The fixed constellations seemed immutable, but in the clear atmosphere of Mesopotamia, where the observation was assisted by wide expanses of flat landscape, the movement of those celestial bodies that seemed to traverse regular trajectories was noticed, the planets we call Mercury, Venus, Mars, The Sumerians and Babylonians knew Jupiter and Saturn.

The zodiac belt in which the parts of the planets are mainly found may have been known for millennia, although most modern studies attribute its recognition to Greek science of the 6th and 5th centuries BC. C. The Sumerians identified Venus as the Lady of Heaven, while the Babylonians considered her a goddess of war and carnage in her appearance as the Morning Star, but of love, procreation, fertility, sweetness and luxury when it shone like the evening star.

Reports of terrestrial phenomena resulting from the movements of the heavenly gods were recorded in writings dating back to the beginning of the fourth millennium BC. Records of predictions soon followed, first of events like wars and floods, then horoscopes of the birth of individual kings.
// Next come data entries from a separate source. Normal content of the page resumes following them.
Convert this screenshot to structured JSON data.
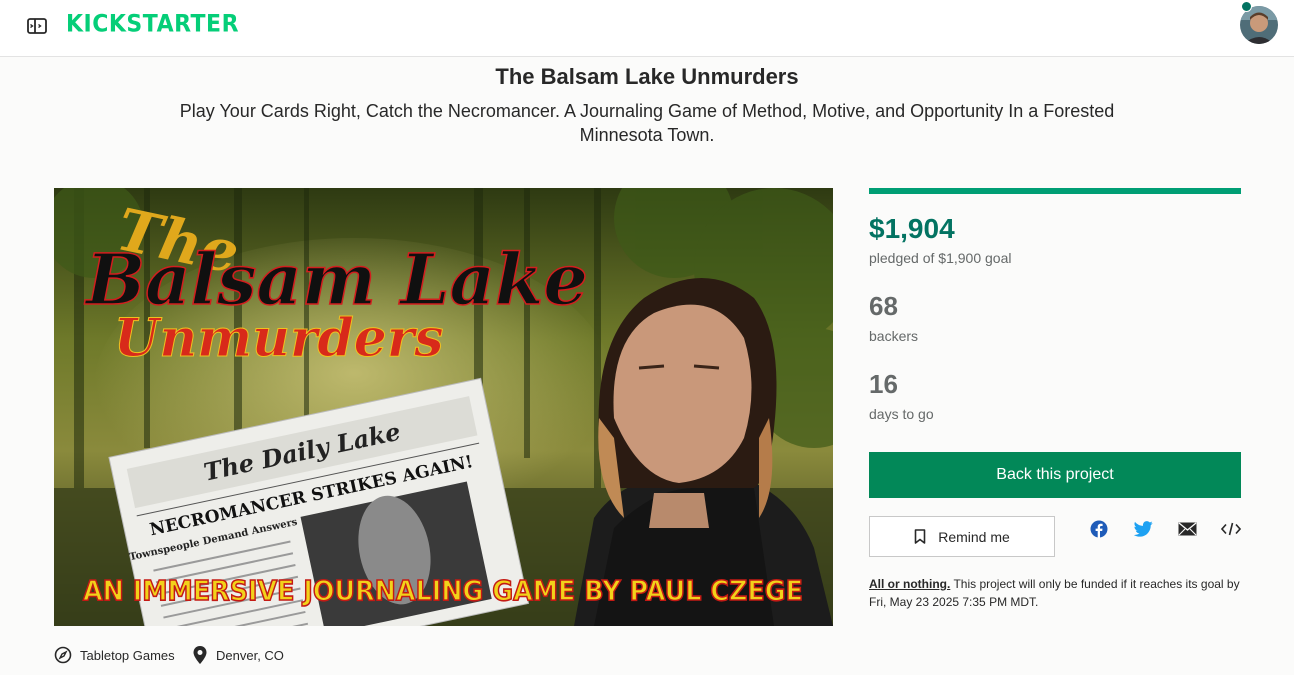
{
  "header": {
    "logo_text": "KICKSTARTER",
    "brand_color": "#05ce78"
  },
  "project": {
    "title": "The Balsam Lake Unmurders",
    "blurb": "Play Your Cards Right, Catch the Necromancer. A Journaling Game of Method, Motive, and Opportunity In a Forested Minnesota Town.",
    "category": "Tabletop Games",
    "location": "Denver, CO",
    "hero_image": {
      "title_line1": "The",
      "title_line2": "Balsam Lake",
      "title_line3": "Unmurders",
      "newspaper_masthead": "The Daily Lake",
      "newspaper_headline": "NECROMANCER STRIKES AGAIN!",
      "newspaper_sub": "Townspeople Demand Answers",
      "banner": "AN IMMERSIVE JOURNALING GAME BY PAUL CZEGE"
    }
  },
  "stats": {
    "progress_fraction": 1.0,
    "pledged": "$1,904",
    "pledged_sub": "pledged of $1,900 goal",
    "backers": "68",
    "backers_label": "backers",
    "days": "16",
    "days_label": "days to go"
  },
  "actions": {
    "back_label": "Back this project",
    "remind_label": "Remind me",
    "share_icons": [
      "facebook-icon",
      "twitter-icon",
      "email-icon",
      "embed-icon"
    ]
  },
  "note": {
    "aon_label": "All or nothing.",
    "text": " This project will only be funded if it reaches its goal by Fri, May 23 2025 7:35 PM MDT."
  },
  "colors": {
    "accent": "#037362",
    "button": "#028858",
    "progress": "#009e74"
  }
}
Astrology entered India around the 6th century BC. C. and shortly after in China and Indochina. To the west he traveled to Egypt and Greece. The primitive peoples of Western Europe, independently of Sumer and Babylon, had learned as early as 2000 BC. C. to mark the solstices and other astronomical events by means of megalithic systems. In Mexico, around 300 AD, the Mayans developed an even more precise knowledge of astronomy than the Babylonians, evolving a 365-day calendar and a 13-sign zodiac.

The Chinese were probably the first people to develop astronomy apart from astrology, which they used to forecast events. They divided the sky into five “palaces”, a central region around the pole and four equatorial divisions corresponding to the four seasons.

Meanwhile, the complicated and seemingly scientific system that was to be the ancestor of European astrology was being developed by the Greeks combined with Babylonian and Egyptian elements. Philosophy, medicine and religion, all supported by.

In Rome, the official order probes Astrology when it got there during the 2nd century BC. C., but the town welcomed those who would say their luck for the stars. The Roman emperors did not like astrology, considering it as a possible weapon to be used by the usurpers of their thrones.

Since the stars influence human appetites, which few men can resist, their predictions are mostly correct; but those morally strong enough to resist may deny its predictions.

Astrology / astronomy (as the two were not really separated until the 17th century), reached its zenith during the Renaissance, when new knowledge permeated the masses. Famous scholars wrote astrological treatises, that no man could resist the influence of the stars and planets.